A stunning example of the folly of this approach is the way Infrastructure Minister Warren Truss has mishandled the $2.1 billion Roads to Recovery scheme, under which the Commonwealth provides grants to councils for spending on local roads.

Mr Truss’s incompetence has thrown the program, which delivers Tasmania a share of $350 million a year, into limbo – all because of needless politicking.

As a result, councils face the prospect of not receiving grants or having them delayed, putting their own budgets in doubt.

It is to the Coalition’s credit that it introduced the popular scheme during the Howard era. The previous Labor government in 2013 increased funding for Roads to Recovery for the following four years.

Technical legislation to continue the awarding of the grants was expected by June 30 this year. This should have been straight forward.

Given the bipartisan support for the scheme, all Mr Truss needed to do was amend existing legislation to allow the scheme to continue beyond June 30.

He would have had Labor’s backing as a matter of course. But it was at this point Mr Truss fell into the trap of putting politics ahead of basic administration.

In February, Mr Truss sought to politicise the issue by rolling Roads to Recovery into a broader piece of legislation called the Land Transport Amendment Bill.

This Bill’s prime purpose seemed to be to expunge the term “Nation Building” from government programs and avoid any accountability in infrastructure investment decisions by the Abbott Government.

Mr Truss then led a campaign by Coalition MPs in rural and regional electorates to shower their local media outlets with the claim that Labor was trying to kill off Roads to Recovery because it wanted to amend his Land Transport Infrastructure Act.

All Labor was attempting to do was amend the legislation to hold the Coalition to its election commitments on transparency in major infrastructure investments.

Mr Truss was being too clever by half. His whole tactical focus was on attempting to create a rhetorical stick with which to beat Labor in rural and regional Australia.

He should have been addressing the practicality of whether Roads to Recovery would continue.

In the process, he needlessly frightened councils across Tasmania.

Mr Truss’s tactics highlight the way in which politicking can get in the way of the actual business of government.

The irony is that despite all of the scaremongering, Mr Truss failed to actually submit his Land Transport Amendment Bill to the Senate ahead of the June 30 deadline, even though it passed the House of Representatives five months ago. Nor did the Senate devote a single minute to this legislation when it had the extraordinary two-week additional sitting in July.
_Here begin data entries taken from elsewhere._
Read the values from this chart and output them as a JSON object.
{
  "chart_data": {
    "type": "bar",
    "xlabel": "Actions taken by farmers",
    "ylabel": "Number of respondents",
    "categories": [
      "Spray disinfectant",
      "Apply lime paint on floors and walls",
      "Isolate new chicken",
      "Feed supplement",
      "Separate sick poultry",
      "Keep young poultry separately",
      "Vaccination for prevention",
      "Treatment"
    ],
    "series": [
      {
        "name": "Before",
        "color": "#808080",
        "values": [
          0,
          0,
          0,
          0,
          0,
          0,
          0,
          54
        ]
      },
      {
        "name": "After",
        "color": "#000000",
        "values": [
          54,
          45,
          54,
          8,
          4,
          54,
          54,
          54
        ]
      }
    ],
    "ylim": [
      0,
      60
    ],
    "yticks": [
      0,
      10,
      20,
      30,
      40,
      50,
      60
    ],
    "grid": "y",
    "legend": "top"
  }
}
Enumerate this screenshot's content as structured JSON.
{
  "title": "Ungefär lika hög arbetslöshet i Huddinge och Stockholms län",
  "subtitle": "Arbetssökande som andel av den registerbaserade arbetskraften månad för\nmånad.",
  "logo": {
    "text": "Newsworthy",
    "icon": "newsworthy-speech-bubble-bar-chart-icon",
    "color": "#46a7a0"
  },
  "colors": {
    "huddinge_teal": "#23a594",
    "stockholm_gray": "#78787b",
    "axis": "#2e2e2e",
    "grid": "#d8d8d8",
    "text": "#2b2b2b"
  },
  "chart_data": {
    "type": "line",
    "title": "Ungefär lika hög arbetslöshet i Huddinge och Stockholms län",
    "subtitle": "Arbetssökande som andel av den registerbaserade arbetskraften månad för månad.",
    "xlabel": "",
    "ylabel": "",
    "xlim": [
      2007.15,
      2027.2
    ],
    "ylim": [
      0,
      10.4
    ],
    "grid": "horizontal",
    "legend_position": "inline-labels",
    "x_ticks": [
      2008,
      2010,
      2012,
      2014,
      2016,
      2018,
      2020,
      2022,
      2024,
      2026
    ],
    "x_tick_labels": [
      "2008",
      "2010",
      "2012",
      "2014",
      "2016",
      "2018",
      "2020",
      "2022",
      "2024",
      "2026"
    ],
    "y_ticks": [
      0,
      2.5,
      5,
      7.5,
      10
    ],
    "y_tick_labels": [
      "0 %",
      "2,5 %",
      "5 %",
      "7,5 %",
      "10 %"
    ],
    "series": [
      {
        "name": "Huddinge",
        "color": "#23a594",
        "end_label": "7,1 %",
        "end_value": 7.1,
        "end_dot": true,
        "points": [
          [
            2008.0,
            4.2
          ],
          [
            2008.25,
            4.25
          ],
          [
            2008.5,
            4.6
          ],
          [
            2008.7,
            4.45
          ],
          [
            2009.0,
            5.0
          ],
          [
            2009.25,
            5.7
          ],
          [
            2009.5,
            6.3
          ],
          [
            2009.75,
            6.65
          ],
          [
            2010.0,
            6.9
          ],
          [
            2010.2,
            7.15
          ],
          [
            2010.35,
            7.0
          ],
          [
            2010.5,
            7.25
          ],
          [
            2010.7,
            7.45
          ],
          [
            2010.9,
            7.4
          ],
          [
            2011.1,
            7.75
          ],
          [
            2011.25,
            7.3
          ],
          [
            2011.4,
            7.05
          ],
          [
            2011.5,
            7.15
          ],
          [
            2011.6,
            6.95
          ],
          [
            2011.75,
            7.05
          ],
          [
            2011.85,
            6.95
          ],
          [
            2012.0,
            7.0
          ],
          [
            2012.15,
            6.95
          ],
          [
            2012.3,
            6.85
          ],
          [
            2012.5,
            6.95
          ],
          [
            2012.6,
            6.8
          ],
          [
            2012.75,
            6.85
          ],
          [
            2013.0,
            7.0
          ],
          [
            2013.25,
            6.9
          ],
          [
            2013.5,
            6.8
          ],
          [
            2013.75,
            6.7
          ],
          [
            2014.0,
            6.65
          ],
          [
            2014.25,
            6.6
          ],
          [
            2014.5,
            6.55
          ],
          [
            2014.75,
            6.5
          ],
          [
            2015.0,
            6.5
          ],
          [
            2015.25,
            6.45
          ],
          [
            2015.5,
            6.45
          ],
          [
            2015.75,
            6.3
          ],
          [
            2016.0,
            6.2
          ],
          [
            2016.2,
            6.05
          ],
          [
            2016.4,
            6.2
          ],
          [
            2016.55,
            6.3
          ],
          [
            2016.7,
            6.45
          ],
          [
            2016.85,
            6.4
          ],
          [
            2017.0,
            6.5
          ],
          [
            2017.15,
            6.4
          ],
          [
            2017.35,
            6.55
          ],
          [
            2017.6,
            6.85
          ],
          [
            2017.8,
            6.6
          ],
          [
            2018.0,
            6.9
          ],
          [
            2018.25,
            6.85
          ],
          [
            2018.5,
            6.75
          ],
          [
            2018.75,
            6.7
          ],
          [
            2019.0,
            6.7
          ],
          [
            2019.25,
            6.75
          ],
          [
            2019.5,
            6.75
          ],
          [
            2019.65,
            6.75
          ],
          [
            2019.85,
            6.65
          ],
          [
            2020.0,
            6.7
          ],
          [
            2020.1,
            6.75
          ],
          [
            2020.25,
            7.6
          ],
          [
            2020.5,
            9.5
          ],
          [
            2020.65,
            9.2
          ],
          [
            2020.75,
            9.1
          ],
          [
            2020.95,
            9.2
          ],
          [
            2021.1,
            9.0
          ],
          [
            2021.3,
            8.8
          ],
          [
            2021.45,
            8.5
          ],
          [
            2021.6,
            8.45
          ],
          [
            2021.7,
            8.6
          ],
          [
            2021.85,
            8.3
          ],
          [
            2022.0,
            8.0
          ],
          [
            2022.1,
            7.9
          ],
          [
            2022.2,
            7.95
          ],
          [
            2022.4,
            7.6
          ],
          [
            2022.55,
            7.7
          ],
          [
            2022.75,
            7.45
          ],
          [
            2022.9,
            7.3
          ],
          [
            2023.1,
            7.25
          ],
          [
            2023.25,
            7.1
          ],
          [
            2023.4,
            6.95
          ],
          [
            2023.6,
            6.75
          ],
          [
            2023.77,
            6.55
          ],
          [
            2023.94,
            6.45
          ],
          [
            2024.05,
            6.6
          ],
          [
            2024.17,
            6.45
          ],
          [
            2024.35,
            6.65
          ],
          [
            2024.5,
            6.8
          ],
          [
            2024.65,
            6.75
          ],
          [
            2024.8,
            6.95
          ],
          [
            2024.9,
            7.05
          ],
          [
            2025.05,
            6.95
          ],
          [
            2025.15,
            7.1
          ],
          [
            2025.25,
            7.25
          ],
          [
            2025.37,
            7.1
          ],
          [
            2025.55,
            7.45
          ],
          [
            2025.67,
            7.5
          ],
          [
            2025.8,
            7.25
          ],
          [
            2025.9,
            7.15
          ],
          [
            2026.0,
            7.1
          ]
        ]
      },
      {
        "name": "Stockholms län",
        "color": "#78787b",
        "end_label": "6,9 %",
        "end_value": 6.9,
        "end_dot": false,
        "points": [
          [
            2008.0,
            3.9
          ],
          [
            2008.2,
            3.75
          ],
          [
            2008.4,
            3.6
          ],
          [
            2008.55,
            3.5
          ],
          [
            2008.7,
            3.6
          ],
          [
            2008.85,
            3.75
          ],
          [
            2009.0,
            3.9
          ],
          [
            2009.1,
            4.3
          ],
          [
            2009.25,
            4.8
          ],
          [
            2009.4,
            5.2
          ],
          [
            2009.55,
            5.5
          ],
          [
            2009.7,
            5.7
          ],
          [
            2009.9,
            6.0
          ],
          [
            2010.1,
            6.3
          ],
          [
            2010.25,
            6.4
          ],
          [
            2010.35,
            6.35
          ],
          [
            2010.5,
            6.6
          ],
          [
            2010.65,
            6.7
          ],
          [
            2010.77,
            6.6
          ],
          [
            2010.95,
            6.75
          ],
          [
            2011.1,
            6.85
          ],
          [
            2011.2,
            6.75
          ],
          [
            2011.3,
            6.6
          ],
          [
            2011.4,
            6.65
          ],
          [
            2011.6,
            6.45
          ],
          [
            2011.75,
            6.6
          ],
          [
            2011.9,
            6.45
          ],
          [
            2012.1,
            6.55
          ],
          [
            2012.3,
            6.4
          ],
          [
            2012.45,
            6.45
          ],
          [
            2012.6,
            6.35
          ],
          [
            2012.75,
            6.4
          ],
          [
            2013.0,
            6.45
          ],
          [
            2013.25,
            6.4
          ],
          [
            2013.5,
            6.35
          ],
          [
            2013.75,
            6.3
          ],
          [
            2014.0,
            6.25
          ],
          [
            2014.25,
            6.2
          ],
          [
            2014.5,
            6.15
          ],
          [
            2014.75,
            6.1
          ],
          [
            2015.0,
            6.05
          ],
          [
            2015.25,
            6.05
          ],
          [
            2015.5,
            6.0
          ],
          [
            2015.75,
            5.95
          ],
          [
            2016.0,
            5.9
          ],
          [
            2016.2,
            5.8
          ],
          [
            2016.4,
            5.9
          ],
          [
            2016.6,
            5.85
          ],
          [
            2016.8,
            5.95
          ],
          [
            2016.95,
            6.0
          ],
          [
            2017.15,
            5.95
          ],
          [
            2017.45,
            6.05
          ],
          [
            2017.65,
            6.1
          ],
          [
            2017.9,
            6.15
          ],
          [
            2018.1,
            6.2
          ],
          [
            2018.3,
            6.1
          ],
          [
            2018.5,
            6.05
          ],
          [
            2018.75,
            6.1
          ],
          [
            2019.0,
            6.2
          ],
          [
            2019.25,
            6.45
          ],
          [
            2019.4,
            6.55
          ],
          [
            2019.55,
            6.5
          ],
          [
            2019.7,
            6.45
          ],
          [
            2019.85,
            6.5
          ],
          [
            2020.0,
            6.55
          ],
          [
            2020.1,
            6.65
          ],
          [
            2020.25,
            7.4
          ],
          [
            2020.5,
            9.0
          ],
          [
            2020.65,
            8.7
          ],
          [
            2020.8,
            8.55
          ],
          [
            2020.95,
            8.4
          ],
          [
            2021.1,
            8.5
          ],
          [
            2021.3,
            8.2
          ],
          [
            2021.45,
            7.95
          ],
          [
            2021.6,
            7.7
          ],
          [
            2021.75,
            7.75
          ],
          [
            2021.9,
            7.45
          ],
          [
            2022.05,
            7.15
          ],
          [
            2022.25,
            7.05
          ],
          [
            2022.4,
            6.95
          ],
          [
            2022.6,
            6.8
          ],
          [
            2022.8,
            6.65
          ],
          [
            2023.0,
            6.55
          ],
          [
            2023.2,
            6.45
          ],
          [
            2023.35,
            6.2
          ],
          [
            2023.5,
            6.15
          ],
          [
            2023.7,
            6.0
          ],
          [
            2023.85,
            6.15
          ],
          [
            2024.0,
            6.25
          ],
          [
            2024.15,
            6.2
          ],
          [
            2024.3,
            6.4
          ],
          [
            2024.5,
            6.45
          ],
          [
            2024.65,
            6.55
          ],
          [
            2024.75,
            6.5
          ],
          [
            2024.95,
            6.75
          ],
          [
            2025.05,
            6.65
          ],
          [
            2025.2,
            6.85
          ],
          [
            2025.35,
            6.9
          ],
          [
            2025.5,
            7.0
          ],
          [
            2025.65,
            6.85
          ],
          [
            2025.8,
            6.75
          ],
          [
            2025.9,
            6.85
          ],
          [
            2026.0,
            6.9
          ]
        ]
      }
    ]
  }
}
Preoccupied with criticising Labor, the Government actually fell asleep at the administrative wheel.

Warren Truss was more interested in the politics than in actually doing his job.

But if Mr Truss does not want to do his job, Labor is happy to help him out.

When Parliament resumes next month, Labor will seek to bring on debate of a Private Member’s Bill I have submitted, which would amend existing legislation to extend Roads to Recovery. I would expect the Government to support the Bill.

The lesson for the Coalition here is that having won the privilege to govern this country, it needs to actually govern.

Anthony Albanese is the Federal Opposition spokesman for Infrastructure, Transport and Tourism.


This piece appeared in the Hobart Mercury today.